The most infectious disease known to science. – The rumors that scared the world and stopped vaccination
According to data from the World Health Organization, Harvard University, Lancaster University and the US Centers for Disease Control and Prevention (CDC), the cases of measles last year they increased against 18% to 9 million worldwide. The deaths of measles increased by 43% compared to last year with 130,000 deaths in 2022, with most deaths being children in developing countries.
The doctors of the Therapeutic Clinic (Alexandra Hospital) of the EKPA School of Medicine – the pathologist, professor of Epidemiology and Preventive Medicine of the EKPA School of Medicine Theodora Psaltopoulou and the biologist Panagiota Zacharaki – summarize the data and report that measles, which it was once controlled through extensive vaccination, reappears due to reduction of vaccinations internationally.
Efforts to increase vaccination (with MMR – measles, rubella, mumps vaccine for children and adults) aim to restore herd immunity and prevent outbreaks.
The most infectious disease known to science
The measles R number (o average number of people someone will infect with the virus) from 15 or more it overcomes even the wildest variants of SARS-CoV-2.
The complications of measles range from relatively mild, such as diarrhea, to more significant, such as pneumonia, otitis media and encephalitis (rarely, subacute sclerosing panencephalitis), corneal ulceration, with scarring.
Because of this infectivity it has never been completely possible to achieve eradication, but many countries have been declared measles free by the World Health Organization (WHO). For example, the USA was considered free of the disease in 2000, after 95% of the population had been vaccinated or infected.
However, while the UK was deemed measles-free in 2016, it lost its status just two years later. And now there are increasing numbers of cases across England, with a major spike in London.
The autism rumors that scared the world and stopped vaccination
In the wake of the successful eradication of smallpox in the 1970s, a similar global vaccination effort has crushed measles deaths from 2.6 million in 1980 to 73,000 by 2014.

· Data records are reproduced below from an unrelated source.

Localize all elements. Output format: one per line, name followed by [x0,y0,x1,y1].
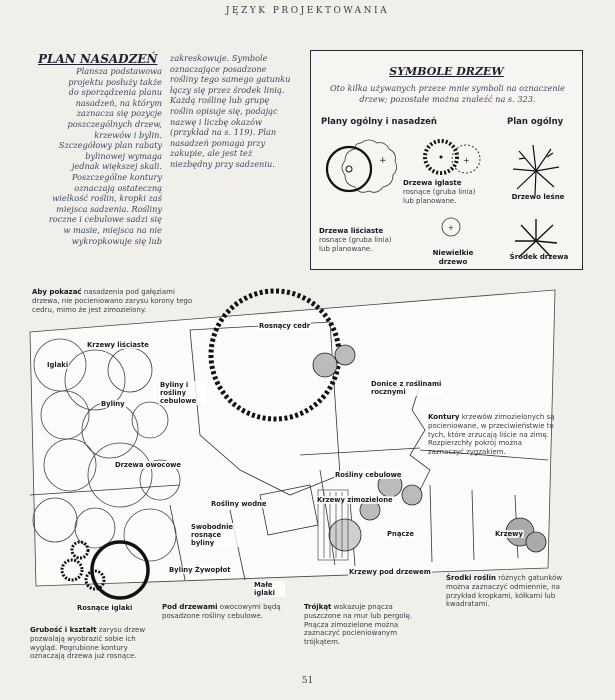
label-planters: Donice z roślinami rocznymi [370,380,444,396]
page-number: 51 [301,676,314,686]
note-show: Aby pokazać nasadzenia pod gałęziami drzewa, nie pocieniowano zarysu korony tego cedru, mimo że jest zimozielony. [32,288,193,314]
tree-symbols-box [310,50,583,270]
coniferous-tree-symbol [425,141,480,173]
svg-text:+: + [463,156,470,165]
text-line: do sporządzenia planu [68,87,162,98]
text-line: zakupie, ale jest też [170,148,253,159]
text-line: wielkość roślin, kropki zaś [52,193,162,204]
header-general-planting: Plany ogólny i nasadzeń [321,117,437,127]
label-bulb-plants: Rośliny cebulowe [335,471,402,479]
label-conifers-1: Iglaki [47,361,69,369]
body-text-left [30,66,162,246]
note-triangle: Trójkąt wskazuje pnącza puszczone na mur lub pergolę. Pnącza zimozielone można zaznaczyć pocieniowanym trójkątem. [304,603,413,647]
text-line: roczne i cebulowe sadzi się [48,214,162,225]
text-line: Każdą roślinę lub grupę [170,95,270,106]
deciduous-caption: Drzewa liściaste rosnące (gruba linia) lub planowane. [319,227,392,253]
symbols-intro: Oto kilka używanych przeze mnie symboli na oznaczenie drzew; pozostałe można znaleźć na s. 323. [329,83,566,104]
running-head: JĘZYK PROJEKTOWANIA [225,6,390,16]
section-title: PLAN NASADZEŃ [38,52,158,66]
text-line: nasadzeń, na którym [75,97,162,108]
label-evergreen-shrubs: Krzewy zimozielone [317,496,393,504]
text-line: (przykład na s. 119). Plan [170,127,277,138]
label-climber: Pnącze [387,530,415,538]
text-line: projektu posłuży także [68,76,162,87]
text-line: zakreskowuje. Symbole [170,53,268,63]
note-thickness: Grubość i kształt zarysu drzew pozwalają wyobrazić sobie ich wygląd. Pogrubione kontury oznaczają drzewa już rosnące. [30,626,146,661]
text-line: Plansza podstawowa [76,66,162,76]
deciduous-tree-symbol [327,140,397,192]
note-contours: Kontury krzewów zimozielonych są pocieniowane, w przeciwieństwie to tych, które zrzucają liście na zimę. Rozpierzchły pokrój można zaznaczyć zygzakiem. [428,413,555,457]
text-line: poszczególnych drzew, [67,118,162,129]
small-tree-caption: Niewielkie drzewo [432,249,474,266]
text-line: nasadzeń pomaga przy [170,137,266,148]
header-general: Plan ogólny [507,117,564,127]
label-shrubs-under-tree: Krzewy pod drzewem [349,568,431,576]
text-line: rośliny tego samego gatunku [170,74,291,85]
coniferous-caption: Drzewa iglaste rosnące (gruba linia) lub planowane. [403,179,476,205]
text-line: Poszczególne kontury [71,171,162,182]
text-line: nazwę i liczbę okazów [170,116,262,127]
body-text-middle [170,53,305,170]
svg-text:+: + [379,156,387,166]
label-perennials-hedge: Byliny Żywopłot [169,566,231,574]
label-shrubs-right: Krzewy [495,530,523,538]
text-line: Szczegółowy plan rabaty [58,140,162,151]
symbols-title: SYMBOLE DRZEW [389,65,504,78]
text-line: łączy się przez środek linią. [170,84,285,95]
forest-tree-caption: Drzewo leśne [511,193,565,201]
note-centers: Środki roślin różnych gatunków można zaznaczyć odmiennie, na przykład kropkami, kółkami lub kwadratami. [446,574,563,609]
forest-tree-symbol [513,145,559,195]
text-line: jednak większej skali. [71,161,162,172]
text-line: oznaczające posadzone [170,63,267,74]
note-under-trees: Pod drzewami owocowymi będą posadzone rośliny cebulowe. [162,603,281,620]
label-deciduous-shrubs: Krzewy liściaste [87,341,149,349]
text-line: oznaczają ostateczną [74,182,162,193]
label-water-plants: Rośliny wodne [211,500,267,508]
label-freegrowing-perennials: Swobodnie rosnące byliny [190,523,240,547]
text-line: miejsca sadzenia. Rośliny [56,203,162,214]
svg-text:+: + [448,224,454,232]
text-line: niezbędny przy sadzeniu. [170,158,275,169]
label-growing-conifers: Rosnące iglaki [77,604,133,612]
label-fruit-trees: Drzewa owocowe [115,461,181,469]
text-line: bylinowej wymaga [85,150,162,161]
text-line: roślin opisuje się, podając [170,105,278,116]
text-line: zaznacza się pozycje [76,108,162,119]
small-tree-symbol [442,218,460,236]
text-line: krzewów i bylin. [94,129,162,140]
label-perennials: Byliny [101,400,125,408]
tree-center-caption: Środek drzewa [509,253,569,261]
label-small-conifers: Małe iglaki [253,581,285,597]
text-line: w masie, miejsca na nie [63,224,162,235]
label-cedar: Rosnący cedr [259,322,311,330]
tree-center-symbol [515,219,557,257]
text-line: wykropkowuje się lub [71,235,162,246]
label-perennials-bulbs: Byliny i rośliny cebulowe [159,381,207,405]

The main weapon in the war against measles was the vaccine MMR, released in 1971, which also provides immunity against mumps and rubella – two other viruses with potentially nasty long-term effects.

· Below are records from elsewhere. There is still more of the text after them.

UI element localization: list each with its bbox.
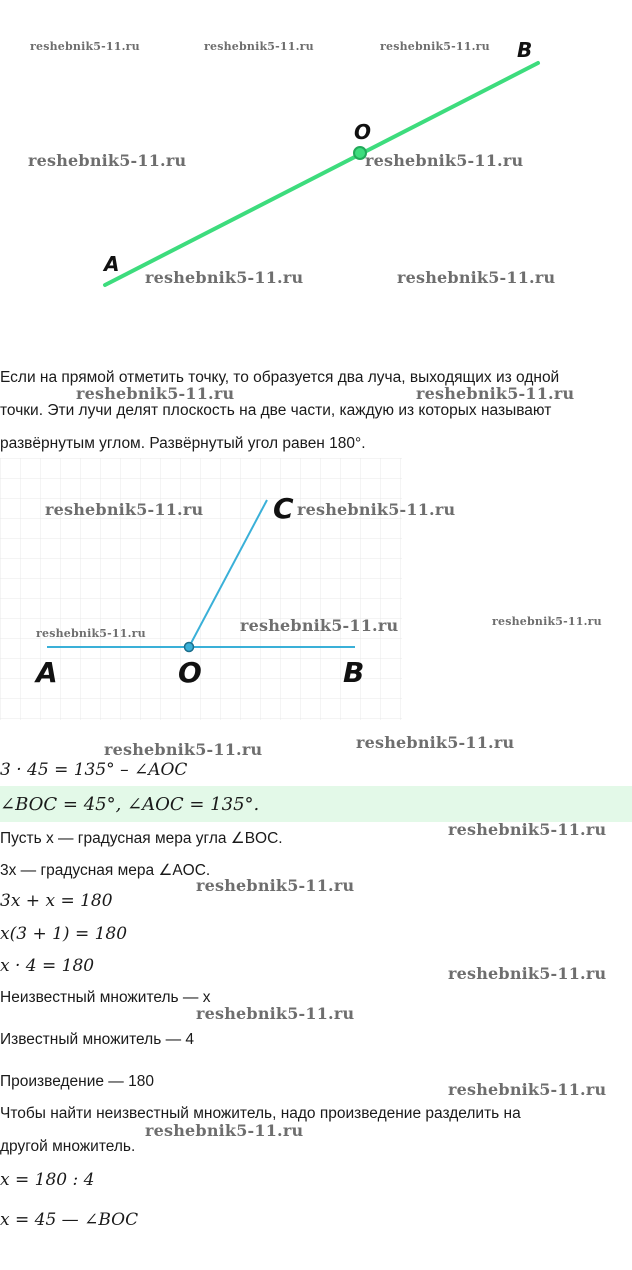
point-o (185, 643, 194, 652)
paragraph-line: точки. Эти лучи делят плоскость на две части, каждую из которых называют (0, 402, 552, 419)
equation-6: x = 45 — ∠BOC (0, 1210, 139, 1230)
watermark: reshebnik5-11.ru (145, 1121, 304, 1140)
watermark: reshebnik5-11.ru (297, 500, 456, 519)
watermark: reshebnik5-11.ru (30, 40, 140, 53)
watermark: reshebnik5-11.ru (45, 500, 204, 519)
watermark: reshebnik5-11.ru (492, 615, 602, 628)
label-c: C (273, 492, 294, 525)
watermark: reshebnik5-11.ru (36, 627, 146, 640)
label-a: A (104, 252, 120, 276)
watermark: reshebnik5-11.ru (380, 40, 490, 53)
watermark: reshebnik5-11.ru (365, 151, 524, 170)
label-b: B (343, 656, 365, 689)
watermark: reshebnik5-11.ru (204, 40, 314, 53)
watermark: reshebnik5-11.ru (28, 151, 187, 170)
label-a: A (36, 656, 58, 689)
watermark: reshebnik5-11.ru (76, 384, 235, 403)
watermark: reshebnik5-11.ru (145, 268, 304, 287)
watermark: reshebnik5-11.ru (448, 964, 607, 983)
equation-3: x(3 + 1) = 180 (0, 924, 128, 944)
equation-4: x · 4 = 180 (0, 956, 95, 976)
watermark: reshebnik5-11.ru (397, 268, 556, 287)
unknown-factor: Неизвестный множитель — x (0, 989, 211, 1006)
equation-5: x = 180 : 4 (0, 1170, 95, 1190)
paragraph-line: Если на прямой отметить точку, то образуется два луча, выходящих из одной (0, 369, 560, 386)
line-ab (105, 63, 538, 285)
watermark: reshebnik5-11.ru (196, 876, 355, 895)
equation-1: 3 · 45 = 135° – ∠AOC (0, 760, 188, 780)
watermark: reshebnik5-11.ru (104, 740, 263, 759)
watermark: reshebnik5-11.ru (240, 616, 399, 635)
label-o: O (178, 656, 202, 689)
watermark: reshebnik5-11.ru (416, 384, 575, 403)
known-factor: Известный множитель — 4 (0, 1031, 195, 1048)
paragraph-line: развёрнутым углом. Развёрнутый угол равен 180°. (0, 435, 366, 452)
answer: ∠BOC = 45°, ∠AOC = 135°. (0, 794, 260, 815)
watermark: reshebnik5-11.ru (448, 1080, 607, 1099)
three-x-statement: 3x — градусная мера ∠AOC. (0, 862, 211, 879)
watermark: reshebnik5-11.ru (356, 733, 515, 752)
watermark: reshebnik5-11.ru (196, 1004, 355, 1023)
equation-2: 3x + x = 180 (0, 891, 113, 911)
rule-line: Чтобы найти неизвестный множитель, надо произведение разделить на (0, 1105, 521, 1122)
rule-line: другой множитель. (0, 1138, 136, 1155)
label-b: B (517, 38, 533, 62)
product: Произведение — 180 (0, 1073, 154, 1090)
let-statement: Пусть x — градусная мера угла ∠BOC. (0, 830, 283, 847)
watermark: reshebnik5-11.ru (448, 820, 607, 839)
label-o: O (354, 120, 372, 144)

Its global development MMR was perhaps the greatest public health triumph of the last quarter of the 20th century, saving at least 56 million livesaccording to WHO estimates from 2000 to 2021.
Until, the 1998in The Lancet (the famous scientific journal) false statements were made claims about a link between the MMR vaccine and autism.
In 2010, the paper was retracted by the journal and its lead author, Andrew Wakefield, was suspended from practicing medicine in the UK.
Despite numerous studies confirming both the effectiveness and safety of MMR and the failure to find any link to autism, many people are beginning to have second thoughts about vaccinating their children.
The importance of vaccinating children and adults – Fears of an epidemic in Greece as well
Before vaccination, 2.6 million young children died each year and millions more lived with deafness or brain damage.
Vaccination hesitancy helped measles make a comeback, with the global deaths to amount to 130,000 in 2022.
Vaccination reluctance is now a problem for all vaccination programs, particularly for measles, as the R of 15 or more means that any drop in vaccine coverage will result rapid increase in cases.
Where vaccine coverage becomes locally low, local outbreaks of significant severity may occur. Many countries have now lost measles-free status, notably in Europe countries such as Albania, the Czech Republic and Greece, as well as the United Kingdom.
THE vaccination MMR isn’t just for kids. Even if an adult received an MMR vaccination as a child or survived a measles attack in the days before vaccination, their immunity may be weakened. Although illness after the first vaccination is rare, adult MMR vaccination is still worthwhile, as it goes beyond protecting the individual receiving the vaccination to a larger population. Strengthening the immunity of adults against these three viruses reduces the possibility of asymptomatic infection and minimizes the possibility of carriage. Adult MMR vaccination can help restore some of the herd immunity that has been lost due to vaccine hesitancy.
Opting for MMR in unvaccinated or single-dose adults helps protect everyone from measles and helps prevent rubella in pregnant women and their babies. Also, for men, the choice of MMR, if someone has not been vaccinated or has been vaccinated from a single dose, also protects against orchitis, the inflammation of the testicles that is a symptom of mumps. It is worth underlining that about 1 in 5 unvaccinated people who get measles may need hospitalization, while 1 to 3 in every 1,000 children who get sick die from serious complications. On the other hand, people who are vaccinated are considered protected for life: one dose is 93% effective and two doses 97%.